163. Далее, в начале сентября тысяча IIIIc и XVII года герцог Бургундский подошел к Парижу и занял Л’Иль Адам, Понт-Сен-Максанс, Санлис и Бомон[533]
. Посему, ворота Сен-Дени были заперты и пролеты моста сломали, устроив на его месте подъемный мост[534], и в самый разгар сезона сбора винограда, ворота оставались запертыми в течение II месяцев.164. Далее, в сентябре, VIII или IX дней спустя, вышеназванный Бребан лишился поста купеческого прево, на его место же назначен был Этьенн Бонпюьи, каковой пробыл на должности в течение V дней, после чего XII сентября вместо него назначен был изготовитель сундуков [и скамеек] Гийом Сирасс.
165. Тогда же бургундцы подступили к Сен-Клу, [защитники какового] разрушили мост. Бургундцы же осадили башню[535]

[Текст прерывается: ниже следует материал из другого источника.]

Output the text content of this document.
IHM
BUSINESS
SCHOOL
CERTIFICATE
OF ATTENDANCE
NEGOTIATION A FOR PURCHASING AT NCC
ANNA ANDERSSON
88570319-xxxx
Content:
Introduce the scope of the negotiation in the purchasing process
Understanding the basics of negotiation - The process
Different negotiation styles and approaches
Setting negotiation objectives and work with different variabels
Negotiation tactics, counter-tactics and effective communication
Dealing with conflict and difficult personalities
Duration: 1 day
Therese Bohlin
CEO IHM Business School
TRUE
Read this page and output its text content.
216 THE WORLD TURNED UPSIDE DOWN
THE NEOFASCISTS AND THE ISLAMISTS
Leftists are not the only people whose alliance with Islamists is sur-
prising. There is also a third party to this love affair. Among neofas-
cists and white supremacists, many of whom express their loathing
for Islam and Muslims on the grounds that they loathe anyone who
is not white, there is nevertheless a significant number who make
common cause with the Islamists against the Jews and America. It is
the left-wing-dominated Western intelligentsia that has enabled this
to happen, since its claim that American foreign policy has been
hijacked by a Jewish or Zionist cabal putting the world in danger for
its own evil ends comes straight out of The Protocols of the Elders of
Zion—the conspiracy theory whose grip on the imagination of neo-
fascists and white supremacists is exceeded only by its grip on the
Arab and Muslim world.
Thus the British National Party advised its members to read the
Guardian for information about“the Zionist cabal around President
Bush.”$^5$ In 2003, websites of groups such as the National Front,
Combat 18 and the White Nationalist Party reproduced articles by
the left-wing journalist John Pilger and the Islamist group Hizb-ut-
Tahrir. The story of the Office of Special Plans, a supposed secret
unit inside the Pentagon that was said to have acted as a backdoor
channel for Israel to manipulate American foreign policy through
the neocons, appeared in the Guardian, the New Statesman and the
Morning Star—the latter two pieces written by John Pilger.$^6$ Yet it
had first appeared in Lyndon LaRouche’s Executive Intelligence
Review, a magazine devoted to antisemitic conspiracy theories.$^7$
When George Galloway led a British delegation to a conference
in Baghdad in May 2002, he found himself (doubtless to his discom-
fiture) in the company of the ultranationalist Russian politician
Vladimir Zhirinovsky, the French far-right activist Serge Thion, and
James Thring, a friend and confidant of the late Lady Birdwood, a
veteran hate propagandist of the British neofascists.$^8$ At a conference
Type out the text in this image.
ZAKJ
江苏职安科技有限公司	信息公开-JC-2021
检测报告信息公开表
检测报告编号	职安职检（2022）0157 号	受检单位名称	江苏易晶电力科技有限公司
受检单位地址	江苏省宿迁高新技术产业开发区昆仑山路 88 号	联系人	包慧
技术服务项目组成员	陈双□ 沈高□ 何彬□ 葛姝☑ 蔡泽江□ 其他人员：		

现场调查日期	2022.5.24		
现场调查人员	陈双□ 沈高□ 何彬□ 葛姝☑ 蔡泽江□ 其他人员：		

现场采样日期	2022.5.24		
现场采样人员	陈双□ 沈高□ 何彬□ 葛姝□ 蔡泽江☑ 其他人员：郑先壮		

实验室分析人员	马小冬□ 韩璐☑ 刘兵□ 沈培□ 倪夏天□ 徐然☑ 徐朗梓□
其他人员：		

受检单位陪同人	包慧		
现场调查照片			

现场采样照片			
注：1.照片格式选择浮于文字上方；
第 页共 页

и подвезли к ней метательные машины, весьма ее таковым образом разрушив. Однако, на этот раз занять ее им не удалось, притом что они взяли Париж в столь плотную осаду, что ниоткуда в город невозможно стало доставить морской рыбы[536].166. Далее, [следует сказать что] ливр соленого масла ныне продавался за II парижских соля, а II или в лучшем случае III яйца, за IIII парижских денье. На восьмой день после праздника Св. Дионисия доставлены были III или IIII корзины свежей сельди, за каждую же просили по IIII блана, ежели она продавалась свежей, и по II блана и никак не менее за хранившуюся в соли, в то время как вино, каковое стоило в августе II денье, в сентябре поднялось в цене до IIII или даже VI парижских денье.
167. Далее, в то же время, парижане доведены были до столь отчаянного положения, что никто не осмеливался никуда выйти из города через ворота Сен-Жак, будь то в Шатийон, в Байё, в Фонтене, в Ванв, в Исси, в [Кламар], в Монтруж, ввиду того что бургундцы столь жестоко ненавидели парижан, и в поисках фуража и продовольствия приближались к самым городским окраинам, и всех, кого только видели там, хватали и доставляли в свой лагерь. Там же обреталось множество парижан, каковые ранее были сосланы и ныне подвергали их допросу или получали сведения о них иными путями; и ежели эти пленные пользовались дурной славой, с ними обходились весьма жестоко и понуждали платить столь огромный выкуп, сколь можно было с них взять, а ежели им по счастливой случайности удавалось бежать и возвратиться в Париж и о том узнавали, их же обвиняли в том, будто они оказались в плену по собственной воле, и заключали в тюрьмы.
168. Далее, в это же время назначен был капитаном ворот Тампль некий Симонне дю Буа, писец при Жако л’Амперере, казначее короля[537]
, а [капитаном] ворот Сен-Мартен — некий Жаннен Невё, жестянщик, сын жестянщика по имени Колен [Невё].169. Далее, в том же октябре месяце, [парижанам] вменено было в обязанность выплатить тяжелый соляной налог[538]
, и [мало] кому, безразлично к скромности его положения, не навязано было приобрести два или три сетье, богачи же вынуждены были покупать вплоть до мюида или же половины такового; и посему приходилось выбирать: либо заплатить посыльному немедля, либо принять к себе на постой солдат из гарнизона, или же отправиться в тюрьму во Дворец [Правосудия][539], при том что каждый сетье обходился в III экю по XVIII парижских солей.170. Далее, для большинства парижских капитанов город платил за овес[540]
, каковой доставлен был в Париж дабы суметь обеспечить себя [на случай осады]., кроме того им дозволено было на расстоянии II-III лье от города брать все, что они пожелают, силой[541], и они же отнюдь не брезговали подобной возможностью. Тогда же мясники из Сен-Жермен де Пре, открыли [новую] бойню на улице, каковая тянулась от монастыря Кордельеров[542] вплоть до ворот Сен-Жермен[543]; сказанное же помещение имело вид погреба, в каковой следовало спускаться на X ступенек вниз.171. В то же время за бочонок сельди просили XVI парижских ливров. Далее, тогда же никто не осмеливался покидать город, ибо где угодно [таковому человеку] грозило быть ограбленным до нитки, или даже убитым, ежели он пожелал бы тому воспротивиться или защитить себя, ибо все те же солдаты парижского гарнизона вне города творили все, что только желали, и возвращались нагруженные добычей, не менее чем еж, каковой из жадности толкает перед собой яблоко, на иглах уже не помещающееся[544]
, и никто не смел заговорить об этом вслух, ибо такова была воля тех, кто ныне всем заправлял в Париже.